Bateson’s approach permits to understand that the addictive action implicates a logical contradiction given between the premises of the habit and the volitional action exerted by the human biological system. That is why the formal mess that means the addictive action involves a daily trap that blocks the adaptive process that such a system experiences. Given that they refer to the logic of the habit that means the ‘drug’ consumption, these premises are previously pre-programmed by the common use that the system has made of the ‘drug’. Such premises are around everyday, while they mean an alternancy given between sobriety and inebriation: an alternation that tends to reiterate chronically what would be a problem of a logical type which manifests itself actively in the social interaction that the system performs. But it also must be taken into account that the problem of reification tends to manifest typically in the assessments that the human biological systems make of the ‘drug’ consumption. It follows that the ‘drug’ is not ‘a someone’ with its own personality and that could be enunciated substantially: it is not an object nor a thing, but the effect on the perception of a biological system open to other systems, namely: ‘drug’ is the effect of a programmed series of habits or logical premises that are embedded in the differential plot of a variety of social contexts. In this sense, the fact of referring to ‘drugs’, whatever the case, does not invoke anything in terms of the intercommunication of the given differences between them, that is, between the forms of its specific consumption and its various effects. Moreover, Bateson’s approach permits to understand that referring to the ‘drug’ is to remit to a genre of transcontextual syndromes that the logic of the habit tends to reify while meaning its experience. So the addictive action also operates as a form of deutero-learning: this means that the system used to ‘drug’ consumption is also able to acquire a knowledge apprehended from that action, ie, a knowledge that tends to represent a certain pleasure or relief. In this regard, the consumption of a ‘drug’ means the process of habituation to a particular effect that is tested, and which is predisposed ―in terms of a programmed error― as a recurrent and progressive practice.

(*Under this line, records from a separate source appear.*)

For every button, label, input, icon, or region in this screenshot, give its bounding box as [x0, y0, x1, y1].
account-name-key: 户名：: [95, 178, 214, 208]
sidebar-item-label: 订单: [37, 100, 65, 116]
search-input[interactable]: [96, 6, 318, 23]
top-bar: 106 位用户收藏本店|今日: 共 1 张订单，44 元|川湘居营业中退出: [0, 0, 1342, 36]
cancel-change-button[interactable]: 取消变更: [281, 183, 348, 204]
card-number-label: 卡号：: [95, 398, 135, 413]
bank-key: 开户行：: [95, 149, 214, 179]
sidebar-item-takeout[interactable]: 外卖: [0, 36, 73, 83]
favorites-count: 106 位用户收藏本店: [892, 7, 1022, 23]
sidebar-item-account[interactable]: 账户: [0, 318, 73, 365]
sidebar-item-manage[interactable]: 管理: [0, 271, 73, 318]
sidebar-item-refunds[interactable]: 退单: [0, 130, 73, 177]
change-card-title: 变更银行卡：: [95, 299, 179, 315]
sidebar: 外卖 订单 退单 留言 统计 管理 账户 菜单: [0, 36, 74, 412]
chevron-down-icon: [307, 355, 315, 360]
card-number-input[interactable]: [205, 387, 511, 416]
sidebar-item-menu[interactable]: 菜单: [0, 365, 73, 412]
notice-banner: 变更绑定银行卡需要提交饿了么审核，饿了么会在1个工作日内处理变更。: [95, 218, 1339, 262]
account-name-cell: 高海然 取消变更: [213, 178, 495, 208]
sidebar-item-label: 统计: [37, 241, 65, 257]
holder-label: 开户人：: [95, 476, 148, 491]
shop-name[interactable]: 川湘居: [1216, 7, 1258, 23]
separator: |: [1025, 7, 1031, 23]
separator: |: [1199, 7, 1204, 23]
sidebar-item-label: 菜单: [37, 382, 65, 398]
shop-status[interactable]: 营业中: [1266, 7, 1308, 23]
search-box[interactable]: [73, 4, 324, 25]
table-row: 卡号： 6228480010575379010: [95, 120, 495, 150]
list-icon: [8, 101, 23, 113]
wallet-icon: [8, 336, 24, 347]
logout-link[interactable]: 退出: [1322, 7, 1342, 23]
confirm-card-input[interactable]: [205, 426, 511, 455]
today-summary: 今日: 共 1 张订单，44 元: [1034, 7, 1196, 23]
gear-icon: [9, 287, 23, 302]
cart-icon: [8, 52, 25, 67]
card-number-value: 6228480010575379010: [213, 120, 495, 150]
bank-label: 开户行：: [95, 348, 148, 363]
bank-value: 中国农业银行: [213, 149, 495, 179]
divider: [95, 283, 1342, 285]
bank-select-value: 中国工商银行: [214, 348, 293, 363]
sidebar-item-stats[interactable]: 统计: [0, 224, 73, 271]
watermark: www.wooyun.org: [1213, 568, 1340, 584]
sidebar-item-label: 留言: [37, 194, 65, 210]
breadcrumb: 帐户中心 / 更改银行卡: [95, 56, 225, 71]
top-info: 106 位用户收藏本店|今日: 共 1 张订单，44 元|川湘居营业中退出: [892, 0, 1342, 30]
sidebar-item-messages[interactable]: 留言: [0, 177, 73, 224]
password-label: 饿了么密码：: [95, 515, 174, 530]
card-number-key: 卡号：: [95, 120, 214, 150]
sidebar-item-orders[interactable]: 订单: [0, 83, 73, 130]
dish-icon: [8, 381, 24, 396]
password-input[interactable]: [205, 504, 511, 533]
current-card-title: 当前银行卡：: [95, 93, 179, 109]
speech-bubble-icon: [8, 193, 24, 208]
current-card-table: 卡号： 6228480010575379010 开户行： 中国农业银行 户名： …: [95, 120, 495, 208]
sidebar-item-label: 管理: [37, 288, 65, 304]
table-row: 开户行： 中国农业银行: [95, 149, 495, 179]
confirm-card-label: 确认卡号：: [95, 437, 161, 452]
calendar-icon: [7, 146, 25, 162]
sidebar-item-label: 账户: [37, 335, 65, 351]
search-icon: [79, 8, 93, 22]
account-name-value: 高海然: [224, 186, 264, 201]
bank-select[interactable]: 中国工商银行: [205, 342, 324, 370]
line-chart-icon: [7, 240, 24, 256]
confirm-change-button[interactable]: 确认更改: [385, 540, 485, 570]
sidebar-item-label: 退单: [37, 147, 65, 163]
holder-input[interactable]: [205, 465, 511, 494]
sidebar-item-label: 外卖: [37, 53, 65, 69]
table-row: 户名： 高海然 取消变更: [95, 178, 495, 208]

Therefore, when considering the generic production of transcontextual syndromes, it is found that the sobriety of everyday life contains a systemic and formal error, which is to say that the everyday forms that the system habituated to the ‘drug’ has to maintain its sobriety, contain in first place a functional pathology that drives such a system to intoxication. This is to say that the generic production of transcontextual syndromes is practically the interactive factor that induces to the excessive and recurrent consumption of the ‘drug’. Bateson’s approach points out that the sobriety of everyday life is precisely what drives the human biological system to become habituated to ‘drug’ consumption. It is the habitual formality of everyday life what configures a set of logical circumstances that constitute a first step towards intoxication. For Bateson, it is not to be expected that the everyday forms that toxicomaniac systems have to stay sober, may serve to control the recurrence of ‘drug’ consumption. So that sobriety does not seem to be something inherent in human biological systems, since the dimension and complexity of the system in which they interact contains a formal element assimilable in terms of an addictive activity. Thus, Bateson presents a logic that suggests an inverse correlation between sobriety and intoxication: in that correlation intoxication is a logical correctness of the formal system that involves the ‘sobriety’ of everyday life. Thus, ‘drug’ consumption is presented as a logical attitude that occurs through an intersubjective correction referred to such error or socially accepted pathology. This means that the prominence of an environment that involves an erratic or pathological sobriety precipitates an accurate or logical intoxication in the human biological system.
Everything indicates that the system habituated to the ‘drug’ consumption engages a formal escape against the premises that bonds it to its habit, those which do not cease to be reinforced by the surrounding society. However, in that formal escape, what activates the contraposition between the logical premises of the habit ―ie, the logical premises referred to ‘drug’ consumption― and the volitional action, is not but the need that the toxicomaniac system has to control the logic of the action referred to the ‘drug’. This need for control means to stop volitionally a habit which logic is constantly reinforced by the everyday forms of the social environment. So that volitional action, while wanting to interrupt the sequential plot that the action of the ‘drug’ has rigidly programmed, can only reinforce the logic that generates such contraposition, reaffirming a logic that has not only proportioned itself to a series of habits that formalize the recurrence to ‘drug’ consumption, but that also reinforce a logic dedicated to feedback (re)actively its claim of control. So the addictive action involves a kind of ‘logic loop’ that happens in the existence of the system when its own volition intends to take an active control of its own ‘drug’ consumption. But what makes characteristic this formal loop of existence, is in fact the reinforcement of both the volitional action and the feedback of the a(ddi)ction. Volitional action implies the closure of the differential circuit that means the cybernetics of the self: such closure creates a feedback that reaffirms the volition and the systematic denial of the kinds of problems that mean the inertia of the addictive action. Because of such closure, the toxicomaniac system is also unable to realize that it is not but its own will what feedbacks and promptly reschedules the recurrence to ‘drug’ consumption, and this failure means no more than the prominence of an alternancy given between sobriety and intoxication, and which intermittence tends to become increasingly chronic.